Güncelleme Tarihi:
◊ Ömür Gedik: “Muhteşem Yüzyıl” hayranı olan Cardi B daha önce de Türk yönetmenlere seslenip “Lütfen bir sultan dizisi daha yapar mısınız, buna ihtiyacım var” falan demişti. Demek ki gerçekten kafayı takmış bizim dizilere. Karakterlere sosyal medyadan laf sokmaya kadar götürmüş işi. Demek ki bizim diziler işi biliyor. Bu durumda Cardi B’ye helva bile dağıttırabiliriz gibi geliyor bana.

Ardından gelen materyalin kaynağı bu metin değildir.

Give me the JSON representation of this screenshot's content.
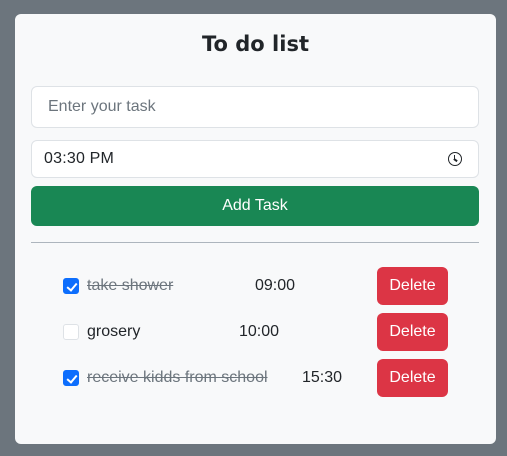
{
  "app": {
    "title": "To do list"
  },
  "form": {
    "task_placeholder": "Enter your task",
    "time_value": "03:30 PM",
    "add_label": "Add Task"
  },
  "tasks": [
    {
      "name": "take shower",
      "time": "09:00",
      "done": true,
      "delete_label": "Delete"
    },
    {
      "name": "grosery",
      "time": "10:00",
      "done": false,
      "delete_label": "Delete"
    },
    {
      "name": "receive kidds from school",
      "time": "15:30",
      "done": true,
      "delete_label": "Delete"
    }
  ],
  "colors": {
    "background": "#6c757d",
    "card": "#f8f9fa",
    "add_button": "#198754",
    "delete_button": "#dc3545",
    "checkbox_checked": "#0d6efd"
  }
}
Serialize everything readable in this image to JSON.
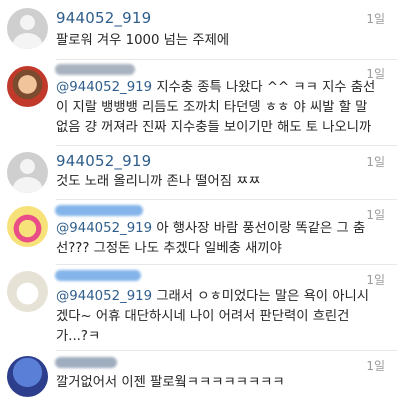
{
  "comments": [
    {
      "username": "944052_919",
      "time": "1일",
      "lines": [
        "팔로워 겨우 1000 넘는 주제에"
      ]
    },
    {
      "username": "",
      "time": "1일",
      "mention": "@944052_919",
      "lines": [
        " 지수충 종특 나왔다 ^^ ㅋㅋ 지수 춤선",
        "이 지랄 뱅뱅뱅 리듬도 조까치 타던뎅 ㅎㅎ 야 씨발 할 말",
        "없음 걍 꺼져라 진짜 지수충들 보이기만 해도 토 나오니까"
      ]
    },
    {
      "username": "944052_919",
      "time": "1일",
      "lines": [
        "것도 노래 올리니까 존나 떨어짐 ㅉㅉ"
      ]
    },
    {
      "username": "",
      "time": "1일",
      "mention": "@944052_919",
      "lines": [
        " 아 행사장 바람 풍선이랑 똑같은 그 춤",
        "선??? 그정돈 나도 추겠다 일베충 새끼야"
      ]
    },
    {
      "username": "",
      "time": "1일",
      "mention": "@944052_919",
      "lines": [
        " 그래서 ㅇㅎ미었다는 말은 욕이 아니시",
        "겠다~ 어휴 대단하시네 나이 어려서 판단력이 흐린건",
        "가...?ㅋ"
      ]
    },
    {
      "username": "",
      "time": "1일",
      "lines": [
        "깔거없어서 이젠 팔로웤ㅋㅋㅋㅋㅋㅋㅋㅋ"
      ]
    }
  ]
}
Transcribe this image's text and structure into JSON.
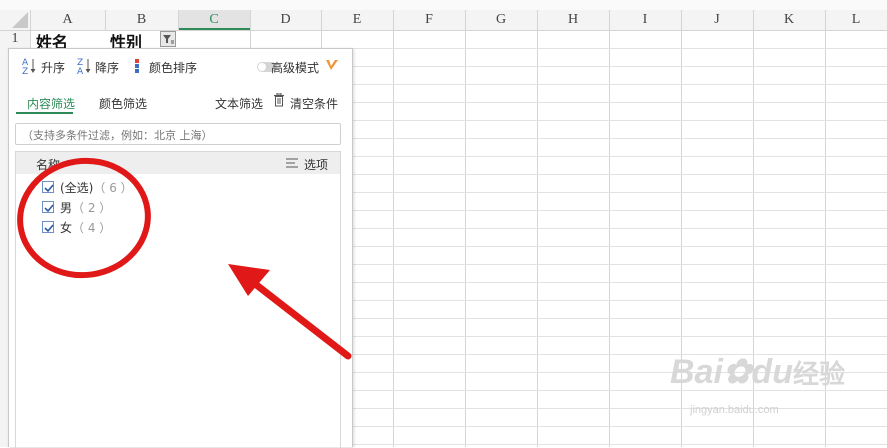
{
  "sheet": {
    "columns": [
      "A",
      "B",
      "C",
      "D",
      "E",
      "F",
      "G",
      "H",
      "I",
      "J",
      "K",
      "L"
    ],
    "row_numbers": [
      "1"
    ],
    "cells": {
      "A1": "姓名",
      "B1": "性别"
    }
  },
  "filter_panel": {
    "sort_asc": "升序",
    "sort_desc": "降序",
    "sort_color": "颜色排序",
    "advanced_mode": "高级模式",
    "tab_content": "内容筛选",
    "tab_color": "颜色筛选",
    "text_filter": "文本筛选",
    "clear_conditions": "清空条件",
    "search_placeholder": "（支持多条件过滤，例如：北京 上海）",
    "list_header": "名称",
    "options_label": "选项",
    "items": [
      {
        "label": "(全选)",
        "count": "（ 6 ）"
      },
      {
        "label": "男",
        "count": "（ 2 ）"
      },
      {
        "label": "女",
        "count": "（ 4 ）"
      }
    ]
  },
  "watermark": {
    "brand": "Bai",
    "brand2": "du",
    "cn": "经验",
    "url": "jingyan.baidu.com"
  },
  "colors": {
    "accent_green": "#2e8b57",
    "annotation_red": "#e01818"
  }
}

◊ Onur Baştürk: Kesin helva dağıtırdı, hayli fanatikmiş kendisi. Bir yandan da “Muhteşem Yüzyıl”ın muhteşem etkisine bakar mısınız? Yıllar geçse de etkisi dinmiyor.
◊ Savaş Özbey:
Helvayı bırak, çekimde Bizans askeri görse saldıracak tiplerden Cardi B. Ben biraz korktum kendisinden. Ben olsam mezun olduğu Rönesans Müzikal Tiyatro ve Teknoloji Lisesi’nin elektriğini, suyunu keserim.
◊ Orkun Ün: Cardi B. Türk dizilerine çok yükseliyor. Resmen yaşıyor senaryoyu. Biraz abartıyor olsa da günün sonunda eğlendiriyor bizi bu çıkışlarıyla. Bana mı öyle geldi bilmiyorum ama ekrandaki dizilere bir Demet Akalın hassasiyeti ile yaklaşmıyor mu ya?

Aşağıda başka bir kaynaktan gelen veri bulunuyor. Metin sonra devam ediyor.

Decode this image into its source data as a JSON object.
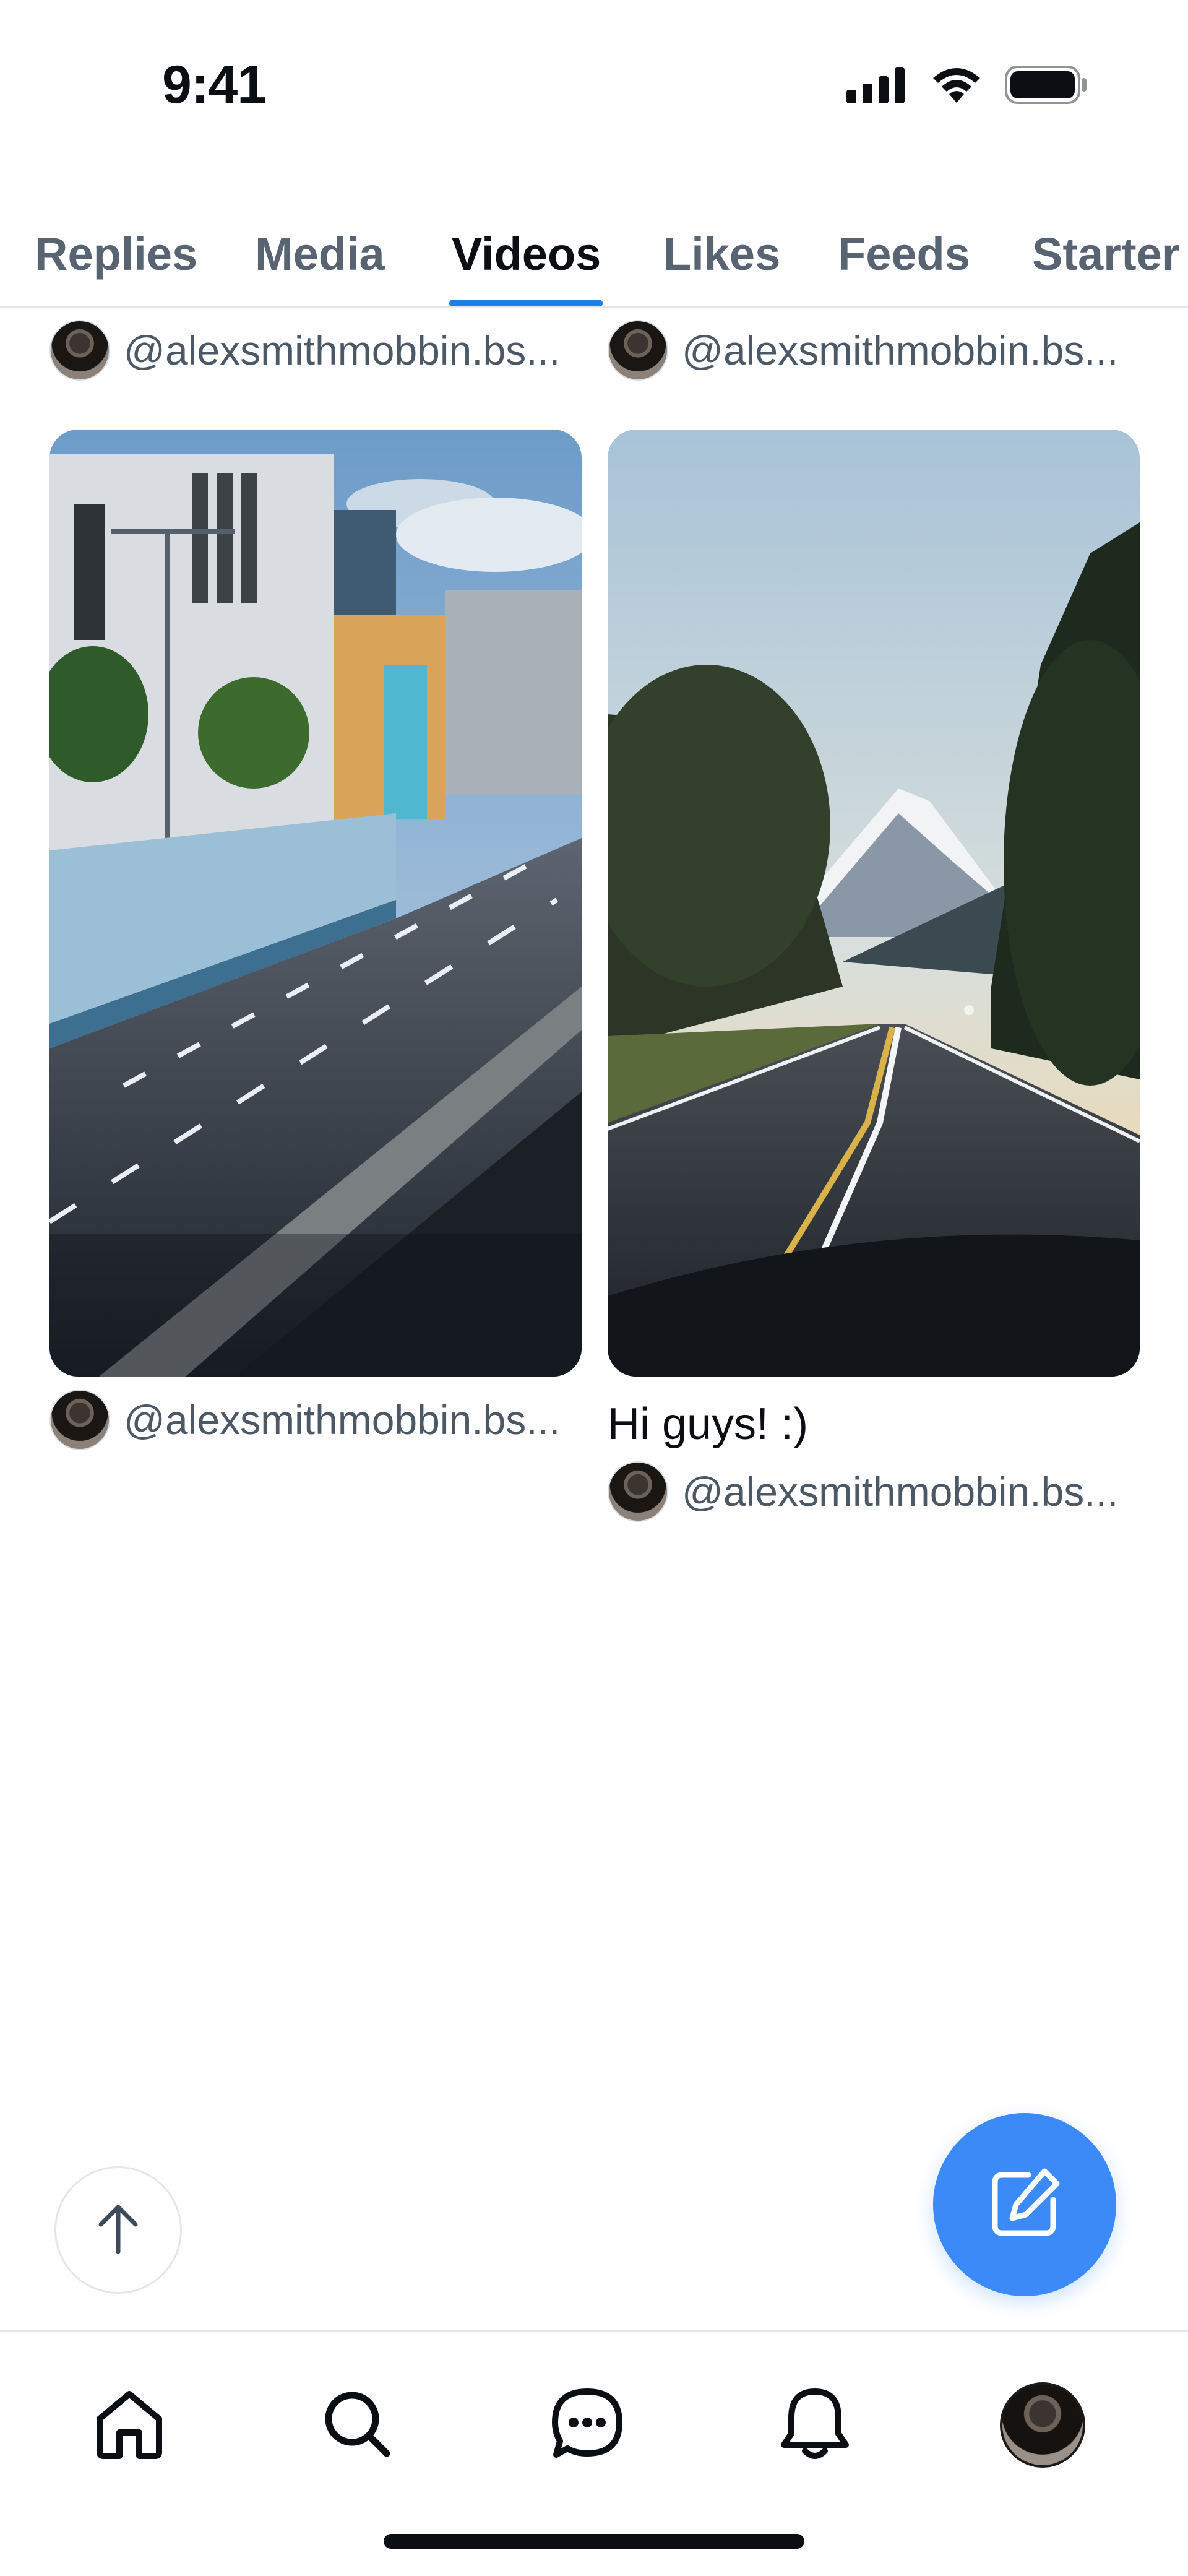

Böylesi ancak dizilerde olur
Ceylan Ertem’in takıntılı kadın hayranının cinsiyet değiştirip Ertem’in en sevdiği erkek ismini alması sizi de ürpertti mi?

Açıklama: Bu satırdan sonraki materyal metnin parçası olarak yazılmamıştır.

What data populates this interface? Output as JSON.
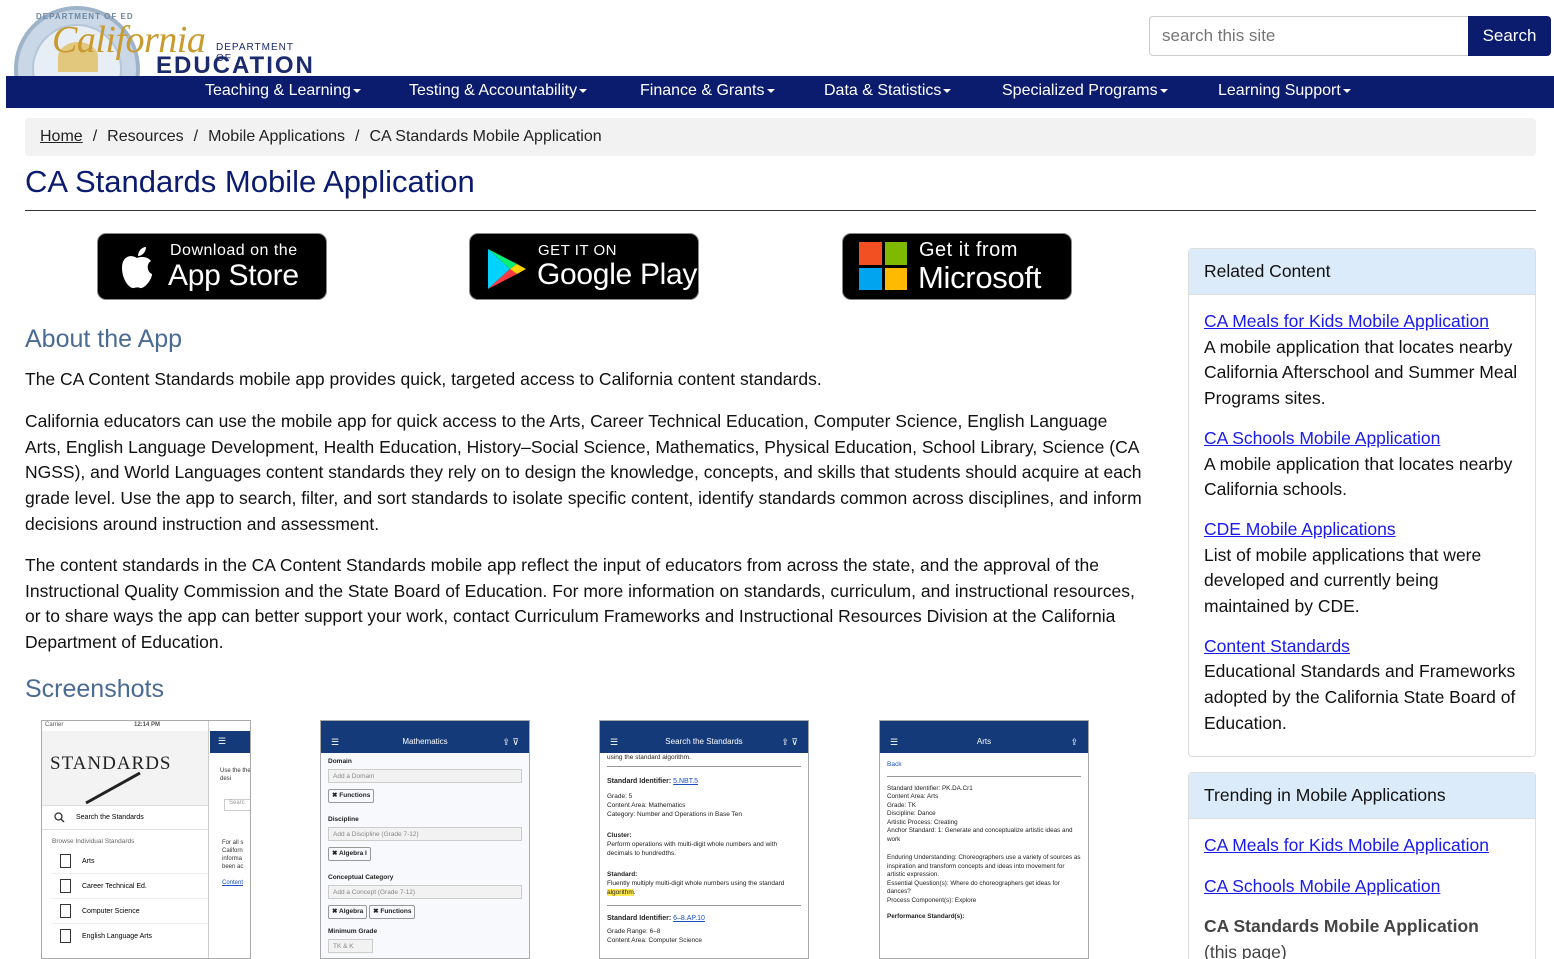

◊ Orkun Ün: Hem de ne ürpertti! Çok korkunç bir durum bu. 5 yıldır takip ediyormuş Ceylan Ertem’i. Düpedüz taciz. Ya Ceylan Ertem’in ciddi ciddi korunması ya da bu ‘ruh hastası’nın gözetim altına alınması şart.
◊ Ömür Gedik: Bunu tamamen Ceylan için mi yapmış! Bu kadarı ürkütücü tabii.
◊ Onur Baştürk: Böylesi ancak dizilerde olur dedirten bir olay. İnanılmaz! Böyle bir takıntılı hayranlık çok tehlikeli. Bir yandan gerçekten sırf Ceylan için ameliyat olduysa, çok patolojik durum.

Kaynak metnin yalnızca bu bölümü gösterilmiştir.